Agora, a ação será jurídica
Ora, todas as sete autoridades que compõem a CAAIS receberam o Dossiê, inclusive o ministro da Defesa, doutor Nelson Jobim. Se não o leram para saber como proceder quanto aos documentos ufológicos, pelo menos seus assessores o fizeram. Caso contrário, o AN ficaria sem as pastas enviadas. Estas autoridades foram constituídas para deliberarem em situações como esta, e a Comissão Brasileira de Ufólogos (CBU) as acionou com base no estado de direito praticado na República, obedecendo a ordem instituída. Ou seja, primeiro pedimos a documentação para quem a possui, mas se nossa solicitação não é atendida – ou se é atendida em parte, como foi o caso –, é nosso direito partir para a Justiça. O que o Ministério da Defesa fez – com a anuência da Casa Civil ou não – foi negar nosso direito de acesso aos documentos, como determina a referida lei, enviando cópias de itens sem importância ao AN. Além disso, não disponibilizou tudo o que está com prazo de sigilo vencido, principalmente os documentos da Operação Prato e da Noite Oficial dos UFOs no Brasil. Para acabar de vez com nossa paciência, o Ministério não mandou nada, absolutamente nada, do Exército e da Marinha.
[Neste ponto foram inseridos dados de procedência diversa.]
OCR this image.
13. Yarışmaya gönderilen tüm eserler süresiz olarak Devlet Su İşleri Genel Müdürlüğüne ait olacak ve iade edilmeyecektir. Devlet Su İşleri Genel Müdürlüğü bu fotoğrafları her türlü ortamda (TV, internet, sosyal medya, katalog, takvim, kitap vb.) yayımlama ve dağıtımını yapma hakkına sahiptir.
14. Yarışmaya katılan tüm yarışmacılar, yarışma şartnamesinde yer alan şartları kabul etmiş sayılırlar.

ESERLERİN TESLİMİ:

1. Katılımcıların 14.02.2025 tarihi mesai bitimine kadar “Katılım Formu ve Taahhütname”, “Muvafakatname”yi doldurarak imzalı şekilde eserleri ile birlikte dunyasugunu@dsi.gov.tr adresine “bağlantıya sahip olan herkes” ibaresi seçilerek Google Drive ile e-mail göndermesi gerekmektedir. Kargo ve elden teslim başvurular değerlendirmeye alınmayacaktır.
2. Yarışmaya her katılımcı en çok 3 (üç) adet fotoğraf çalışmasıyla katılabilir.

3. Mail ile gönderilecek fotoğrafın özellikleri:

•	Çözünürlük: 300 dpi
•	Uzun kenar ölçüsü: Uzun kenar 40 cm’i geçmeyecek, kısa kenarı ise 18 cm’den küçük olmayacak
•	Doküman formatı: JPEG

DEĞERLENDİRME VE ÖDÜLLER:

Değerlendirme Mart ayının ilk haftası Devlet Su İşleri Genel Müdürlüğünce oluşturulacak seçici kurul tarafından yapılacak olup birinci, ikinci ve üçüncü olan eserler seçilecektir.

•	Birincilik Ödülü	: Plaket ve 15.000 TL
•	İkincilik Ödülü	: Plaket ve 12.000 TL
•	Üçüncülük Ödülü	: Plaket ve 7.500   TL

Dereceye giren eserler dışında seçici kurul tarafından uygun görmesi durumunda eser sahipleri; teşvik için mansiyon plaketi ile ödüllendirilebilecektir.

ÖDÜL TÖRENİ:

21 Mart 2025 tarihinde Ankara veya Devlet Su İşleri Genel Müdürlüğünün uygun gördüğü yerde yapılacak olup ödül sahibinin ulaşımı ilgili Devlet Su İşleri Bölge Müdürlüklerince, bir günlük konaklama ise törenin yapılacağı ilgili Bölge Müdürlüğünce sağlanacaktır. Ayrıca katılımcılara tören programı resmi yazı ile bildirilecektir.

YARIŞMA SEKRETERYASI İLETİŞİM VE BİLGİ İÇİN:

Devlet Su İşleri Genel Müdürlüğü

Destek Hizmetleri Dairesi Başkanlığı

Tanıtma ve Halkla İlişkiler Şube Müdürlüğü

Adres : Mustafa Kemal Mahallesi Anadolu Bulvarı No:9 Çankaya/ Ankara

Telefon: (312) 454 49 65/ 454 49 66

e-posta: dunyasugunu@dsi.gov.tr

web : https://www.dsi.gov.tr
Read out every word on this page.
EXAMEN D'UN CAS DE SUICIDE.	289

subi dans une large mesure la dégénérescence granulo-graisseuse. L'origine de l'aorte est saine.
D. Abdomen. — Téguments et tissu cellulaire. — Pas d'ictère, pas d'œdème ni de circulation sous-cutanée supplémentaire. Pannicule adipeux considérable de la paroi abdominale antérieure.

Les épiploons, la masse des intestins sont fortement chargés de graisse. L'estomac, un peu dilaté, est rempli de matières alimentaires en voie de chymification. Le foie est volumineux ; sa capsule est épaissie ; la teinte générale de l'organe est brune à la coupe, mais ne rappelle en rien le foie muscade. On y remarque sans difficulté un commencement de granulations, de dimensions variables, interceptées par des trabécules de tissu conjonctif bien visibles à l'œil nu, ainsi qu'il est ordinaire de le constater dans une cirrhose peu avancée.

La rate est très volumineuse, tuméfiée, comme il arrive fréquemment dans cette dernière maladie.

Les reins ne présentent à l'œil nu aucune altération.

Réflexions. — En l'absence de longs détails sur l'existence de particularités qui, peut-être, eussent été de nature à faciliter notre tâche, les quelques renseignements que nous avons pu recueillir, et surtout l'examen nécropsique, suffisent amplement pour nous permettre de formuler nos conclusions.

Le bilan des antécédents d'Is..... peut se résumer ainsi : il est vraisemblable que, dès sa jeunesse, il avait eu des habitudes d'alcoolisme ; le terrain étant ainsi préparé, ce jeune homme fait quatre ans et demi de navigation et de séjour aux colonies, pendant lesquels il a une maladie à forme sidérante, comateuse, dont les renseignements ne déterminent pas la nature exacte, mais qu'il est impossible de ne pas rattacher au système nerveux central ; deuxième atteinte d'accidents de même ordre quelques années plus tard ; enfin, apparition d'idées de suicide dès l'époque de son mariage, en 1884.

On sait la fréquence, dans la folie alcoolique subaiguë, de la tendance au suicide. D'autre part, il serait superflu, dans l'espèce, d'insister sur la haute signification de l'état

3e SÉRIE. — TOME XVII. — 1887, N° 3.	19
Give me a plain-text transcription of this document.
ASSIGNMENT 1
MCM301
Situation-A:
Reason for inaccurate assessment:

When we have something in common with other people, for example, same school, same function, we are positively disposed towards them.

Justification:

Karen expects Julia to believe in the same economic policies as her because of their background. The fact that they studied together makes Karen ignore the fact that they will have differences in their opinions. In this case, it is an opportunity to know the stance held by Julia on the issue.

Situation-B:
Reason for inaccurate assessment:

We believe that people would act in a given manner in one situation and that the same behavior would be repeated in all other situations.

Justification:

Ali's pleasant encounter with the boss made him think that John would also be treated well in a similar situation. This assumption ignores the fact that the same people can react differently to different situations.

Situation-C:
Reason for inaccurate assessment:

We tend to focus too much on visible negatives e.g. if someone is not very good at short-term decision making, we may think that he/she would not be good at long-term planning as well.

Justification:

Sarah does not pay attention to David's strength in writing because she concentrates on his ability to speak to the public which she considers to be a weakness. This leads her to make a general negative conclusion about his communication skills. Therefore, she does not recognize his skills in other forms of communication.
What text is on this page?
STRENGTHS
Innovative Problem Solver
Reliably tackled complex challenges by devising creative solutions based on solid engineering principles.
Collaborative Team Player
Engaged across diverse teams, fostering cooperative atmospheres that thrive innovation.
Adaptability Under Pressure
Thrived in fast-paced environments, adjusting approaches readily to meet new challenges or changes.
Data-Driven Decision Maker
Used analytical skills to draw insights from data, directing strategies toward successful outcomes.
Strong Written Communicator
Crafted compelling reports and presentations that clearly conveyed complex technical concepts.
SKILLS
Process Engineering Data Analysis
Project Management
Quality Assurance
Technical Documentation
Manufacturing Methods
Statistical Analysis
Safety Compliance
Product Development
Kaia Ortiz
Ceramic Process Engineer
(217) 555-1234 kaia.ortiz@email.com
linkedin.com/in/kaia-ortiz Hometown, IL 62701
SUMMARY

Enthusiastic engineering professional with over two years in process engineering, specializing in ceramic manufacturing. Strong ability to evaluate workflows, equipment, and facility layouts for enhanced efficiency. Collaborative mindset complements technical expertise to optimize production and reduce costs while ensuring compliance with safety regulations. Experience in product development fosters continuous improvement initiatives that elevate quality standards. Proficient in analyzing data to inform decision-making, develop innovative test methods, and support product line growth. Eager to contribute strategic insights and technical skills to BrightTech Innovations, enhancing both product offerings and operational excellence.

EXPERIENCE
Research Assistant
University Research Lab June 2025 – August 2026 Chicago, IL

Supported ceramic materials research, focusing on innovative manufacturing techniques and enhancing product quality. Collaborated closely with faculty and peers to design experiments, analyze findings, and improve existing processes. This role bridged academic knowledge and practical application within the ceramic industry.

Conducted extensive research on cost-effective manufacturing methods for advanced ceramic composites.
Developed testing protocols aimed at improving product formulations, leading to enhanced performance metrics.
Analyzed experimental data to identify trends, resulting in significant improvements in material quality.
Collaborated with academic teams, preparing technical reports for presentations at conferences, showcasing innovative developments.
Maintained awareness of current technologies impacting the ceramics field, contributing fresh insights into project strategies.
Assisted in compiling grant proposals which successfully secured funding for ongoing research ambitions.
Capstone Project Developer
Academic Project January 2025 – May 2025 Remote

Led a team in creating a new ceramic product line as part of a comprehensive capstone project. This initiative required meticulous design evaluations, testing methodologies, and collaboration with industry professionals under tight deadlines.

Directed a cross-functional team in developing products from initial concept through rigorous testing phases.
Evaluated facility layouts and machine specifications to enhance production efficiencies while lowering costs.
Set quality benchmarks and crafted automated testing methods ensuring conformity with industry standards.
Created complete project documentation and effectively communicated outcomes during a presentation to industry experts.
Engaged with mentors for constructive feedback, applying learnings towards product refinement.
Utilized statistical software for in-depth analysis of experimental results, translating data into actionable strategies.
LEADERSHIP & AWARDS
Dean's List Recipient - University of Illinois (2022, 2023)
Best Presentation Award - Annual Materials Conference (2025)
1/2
Diante do lamentável fato constatado, a única coisa que a Casa Civil da Presidência da República pode fazer agora, depois de tanto tempo de espera e do cumprimento inapropriado da Lei 11.111/2005, é nos dar uma explicação sobre o ato falho de uma de suas casas subordinadas, o Ministério da Defesa. O servidor responsável por nosso processo na Sub-Chefia de Assuntos Jurídicos da Casa Civil (SAJ), doutor Marivaldo Pereira, informou que providenciaria a citação oficial da liberação parcial dos documentos pedidos, a ser enviada aos endereços dos membros da Comissão Brasileira de Ufólogos (CBU). Ao mesmo tempo, prometeu que buscaria, em nova diligência, explicações para a falta da maioria dos outros documentos citados no Dossiê. Contudo, no entendimento unânime dos membros da CBU, tal explicação, mesmo que venha rápido, não impede que continuemos o nosso trabalho. E ele agora não tem outro rumo senão a invocação da Justiça, por meio de um mandado de segurança coletivo.
Neste novo momento da campanha UFOs: Liberdade de Informação Já, seremos mais ordeiros, prudentes e cautelosos do que já fomos, se é que isso é possível. Mas não dá para a Comunidade Ufológica Brasileira ficar ainda mais impassível diante dos fatos e da falta de interesse do Governo com a questão. Depois destes episódios, o mandado de segurança coletivo seguirá ao Supremo Tribunal Federal (STF), abastecido de mais provas do descumprimento da lei por parte da Casa Civil. Isso deverá desagradar a ministra titular do órgão, Dilma Rousseff, visto que o documento só pode ser contra ela, ainda que aqueles que tenham provocado tal situação foram os subordinados do ministro Jobim, que, por sua vez, está subordinado a ela. Pelo jeito, a campanha da candidata do Governo à Presidência vai começar com o pé esquerdo, sendo acusada de descumprimento da lei.